Tu travailles à combler ton orgueil humain.
L’instinct te guide à t’inquiéter pour demain,
-Demain est l’aujourd’hui qu’on ne verra peut-être-
L’or te fait vivre comme un gazon sur le tertre.
Tu te sens riche et fort. Au fond la peur domine.
Ta pensée est exempte d’une lueur divine.
Je ne t’envie pas Ami, et voilà le pourquoi.
Car malgré ces tableaux riants autour de toi,
Ces merveilles qui ornent le cœur de la nature,
Ces chênes, ces saules, ces ifs et leur parure,
Ces bruyères et ces buis verts au parfum rustique,
Ces jonquilles et leur pur jaune fantastique,
Ces convolvulus aux volubiles pétales,
Offrant joie au cœur avec d’autres plantes banales,
Ces perles dont la vue parfois essuie des pleurs,
O ! tu ne comprends rien du langage des fleurs.
Tu n’entends le murmure du lys à la rose,
Les mots apaisants du jonc au roseau morose,
Le lichen qui échange avec le liseron,
La vallée soufflant des choses au goémon.
Tu n’écoutes ces merles aux voix argentines
Siffler tout doux comme des âmes enfantines,
Ces bouvreuils qui échangent d’agréables sons,
De tendres notes avec leurs voisins pinsons.

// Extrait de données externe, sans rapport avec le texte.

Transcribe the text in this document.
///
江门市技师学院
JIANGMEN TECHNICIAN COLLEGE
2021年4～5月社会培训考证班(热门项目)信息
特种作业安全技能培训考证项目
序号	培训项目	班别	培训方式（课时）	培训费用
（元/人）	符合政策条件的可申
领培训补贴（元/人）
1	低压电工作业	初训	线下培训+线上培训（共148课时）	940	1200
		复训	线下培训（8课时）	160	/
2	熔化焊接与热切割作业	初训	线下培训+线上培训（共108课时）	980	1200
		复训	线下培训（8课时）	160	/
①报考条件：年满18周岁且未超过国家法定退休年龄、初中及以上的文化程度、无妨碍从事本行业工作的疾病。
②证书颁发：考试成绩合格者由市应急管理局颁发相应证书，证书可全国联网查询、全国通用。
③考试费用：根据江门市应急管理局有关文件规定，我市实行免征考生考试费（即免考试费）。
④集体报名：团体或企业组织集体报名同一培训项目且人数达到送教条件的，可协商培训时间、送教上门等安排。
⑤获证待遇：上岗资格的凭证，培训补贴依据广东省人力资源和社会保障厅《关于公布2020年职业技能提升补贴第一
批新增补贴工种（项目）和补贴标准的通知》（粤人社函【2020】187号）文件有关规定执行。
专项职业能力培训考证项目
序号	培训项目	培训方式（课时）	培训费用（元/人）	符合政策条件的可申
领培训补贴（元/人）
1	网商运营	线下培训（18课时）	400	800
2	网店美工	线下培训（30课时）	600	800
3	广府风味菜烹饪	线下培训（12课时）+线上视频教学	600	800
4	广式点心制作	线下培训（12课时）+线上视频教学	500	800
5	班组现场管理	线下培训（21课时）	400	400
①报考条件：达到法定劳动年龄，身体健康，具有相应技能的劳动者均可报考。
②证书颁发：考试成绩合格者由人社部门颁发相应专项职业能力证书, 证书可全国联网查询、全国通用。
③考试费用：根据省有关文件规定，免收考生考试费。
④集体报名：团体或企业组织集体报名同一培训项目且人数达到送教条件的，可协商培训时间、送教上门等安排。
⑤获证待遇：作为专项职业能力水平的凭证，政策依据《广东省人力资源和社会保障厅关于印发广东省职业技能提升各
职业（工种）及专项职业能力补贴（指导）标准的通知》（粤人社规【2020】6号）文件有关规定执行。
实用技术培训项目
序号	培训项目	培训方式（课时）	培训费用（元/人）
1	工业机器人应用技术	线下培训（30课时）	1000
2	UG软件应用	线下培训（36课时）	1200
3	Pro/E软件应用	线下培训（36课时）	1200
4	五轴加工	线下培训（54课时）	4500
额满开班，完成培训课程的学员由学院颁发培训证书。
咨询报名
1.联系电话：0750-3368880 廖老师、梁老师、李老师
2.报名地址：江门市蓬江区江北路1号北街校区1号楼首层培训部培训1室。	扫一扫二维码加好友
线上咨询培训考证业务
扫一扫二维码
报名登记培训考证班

Ces cygnes qui parlent le soir avec la mare,
Quand le monde se vide de tout tintamarre,
Ces arbres qui se disent tout bas des paroles,
Où les érables font, à travers des symboles,
De remarques aux aulnes qui perdent leur force,
Car ayant peut-être des chancres sur l’écorce ;
Où les marsaults en blaguant envient les sapins,
Leurs aiguilles dures, ou encore les beaux pins.
Ces plaines où les étangs aux ondes moins pures,
Demandent un peu des lacs aux puretés sûres.
Ces œuvres dives qui font la muse aux poètes,
-Ces esprits éclairés par Dieu des pieds aux têtes.-
Il n’y pas plus grande fortune que le bois.
Ami, tu l’as sans connaitre son sens, tu vois ?
En donnant la nature et sa belle apparence,
Dieu a révélé de son grand Etre l’essence.
La nature, c’est le cœur de celui qu’on chante,
Qu’on invoque bien dans l’amertume frappante.
La nature, c’est Dieu. C’est son cœur et son âme.
Il y a mis ses secrets, ses vœux de pure flamme.
Il s’exprime à travers les arbres et leurs ombres,
Il mande les feuilles qui soignent les cœurs sombres.
O ! quel bonheur que celui d’admirer le soir
Les champs aux doux parfums du fond de l’encensoir !
Ami, vous avez la nature, œuvre de Dieu,
Celui qui fait votre or depuis son saint lieu,
Mais hélas ! vous êtes au fond si misérable.
Vous n’avez d’yeux que pour l’argent considérable.
Il est mieux de vivre heureux dans le dénuement
Que de grandir dans la fortune obscurément.
J’aime votre demeure aux beaux mille chemins,
Leurs parfums agraires, mais vous Cher, je vous plains.